Se i mostri si sfidano fino a minacciare Beirut e il Libano meridionale di fare la fine di Gaza e di Khan Yunis, nessuno può essere complice e confondersi con essi.
È questo il cambiamento profondo che si richiede allo Stato d’Israele e al suo rapporto con gli altri Ebrei e con i popoli, e anche alla nostra concezione belluina dello Stato, se si vuole che l’antisemitismo sia cancellato in radice, e che il mondo possa trovare la pace.
Antonio dice
Vorrei che si potesse pensare alla pace, alla fine della ferocia. Stanno succedendo cose che pensavamo ormai non possibili, morte, sofferenza, crimini “di stato”. Più si è potenti, più si possono perpetrare impuniti, quasi orrendamente e ipocritamente giustificati…
La speranza è poca, sempre più flebile.
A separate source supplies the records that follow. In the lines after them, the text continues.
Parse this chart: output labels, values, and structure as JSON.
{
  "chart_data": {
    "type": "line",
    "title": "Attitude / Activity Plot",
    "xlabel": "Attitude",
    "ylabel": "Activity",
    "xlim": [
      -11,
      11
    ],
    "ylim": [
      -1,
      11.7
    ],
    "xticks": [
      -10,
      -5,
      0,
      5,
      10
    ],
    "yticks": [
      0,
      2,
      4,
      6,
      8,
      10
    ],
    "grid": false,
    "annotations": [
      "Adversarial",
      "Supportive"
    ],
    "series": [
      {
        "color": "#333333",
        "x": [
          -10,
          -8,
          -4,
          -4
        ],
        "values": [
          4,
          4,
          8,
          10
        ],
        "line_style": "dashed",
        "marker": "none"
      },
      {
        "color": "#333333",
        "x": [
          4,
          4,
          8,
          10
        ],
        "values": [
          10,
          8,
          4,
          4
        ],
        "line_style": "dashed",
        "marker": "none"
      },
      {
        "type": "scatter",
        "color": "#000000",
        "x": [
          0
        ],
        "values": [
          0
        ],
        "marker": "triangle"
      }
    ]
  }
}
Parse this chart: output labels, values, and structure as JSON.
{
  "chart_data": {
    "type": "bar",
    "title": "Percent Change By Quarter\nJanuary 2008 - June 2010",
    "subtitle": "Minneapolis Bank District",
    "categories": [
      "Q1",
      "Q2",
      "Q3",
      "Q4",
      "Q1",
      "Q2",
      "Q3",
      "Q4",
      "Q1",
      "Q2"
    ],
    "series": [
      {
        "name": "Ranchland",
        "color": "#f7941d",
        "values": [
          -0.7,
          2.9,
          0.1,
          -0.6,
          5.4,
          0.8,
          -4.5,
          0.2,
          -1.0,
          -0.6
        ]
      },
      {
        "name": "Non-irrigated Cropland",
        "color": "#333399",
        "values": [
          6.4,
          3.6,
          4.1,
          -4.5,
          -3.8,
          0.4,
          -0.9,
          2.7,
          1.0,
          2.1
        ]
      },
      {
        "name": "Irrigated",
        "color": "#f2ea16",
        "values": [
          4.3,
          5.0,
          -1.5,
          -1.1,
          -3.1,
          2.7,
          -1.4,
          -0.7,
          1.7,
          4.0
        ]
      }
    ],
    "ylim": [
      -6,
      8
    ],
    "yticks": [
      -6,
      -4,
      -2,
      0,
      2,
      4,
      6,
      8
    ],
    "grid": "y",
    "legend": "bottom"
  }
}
Il baratro è qui, spalancato.
La speranza è poca.
PAOLA BIANCA CAVALLARI dice
amareggiata e affranta so solo dire con Liliana Segre “E non ho soluzioni.”
Giampiero Monaca dice
Quest’ anno il Natale salta,sotto i bombardamenti israeliani.
Erode continua , perfezionandola ,l a sua azione.
E non vuol essere una frase ad effetto.
La tradizione ci tramanda di un Yehoshua yuppie, seguito da quattro gatti figlio di umile falegname, preferito per la croce ad un brigante qualsiasi .
Manco per sogno .
Se Yehoshua Ben Yussuf poté diventare Rabbi , vuol dire che ha studiato, se si è permesso di andare a lezione dagli Esseni (i simbolici 40 giorni nel deserto) vuol dire che la bottega del padre non era poi quella di un poveraccio certamente anche un padre con una cultura e un temperamento molto accogliente ed avveduto al punto di non pretendere di comprendere fino in fondo chi avesse messo incinta sua moglie ( sulla figura poi di educatrice di Misiam , consiglio a tutti il film “io sono con te”)
Un Rabbi dunque, che avendo capito che l’ unica strada verso la liberazione della Palestina dall’occupazione romana e dalla tirannia teocratica dei Sommi Sacerdoti era quella del dialogo nonviolento ,iniziò la sua opera politica di conversione e convincimento attraverso esperienze di vita comunitaria e solidale . ” Una Palestina libera senza violenza è l’ unica possibilità di stabilità” fare guerra alla guerra è sempre guerra.
Contemporaneamente c’era Hamas , pardon,il movimento capeggiato da Brabba e altri come lui, che perseguivano la liberazione della Palestina in modo armato , illudendosi di far fuori i romani ri accoccolandosi poi sotto le tuniche dei Sommi Sacerdoti.
Ecco quel che succedeva.
Inevitabilmente han fatto fuori chi avrebbe risolto in modo pulito e radicale il problema dell’ abuso Del potere. Un po’ come è successo a Vittorio Arrigoni, instancabile autore di denunce degli occupanti ma inviso ai macellai di entrambe le fazioni .
Nessun bambinello a Betlemme quest’ anno.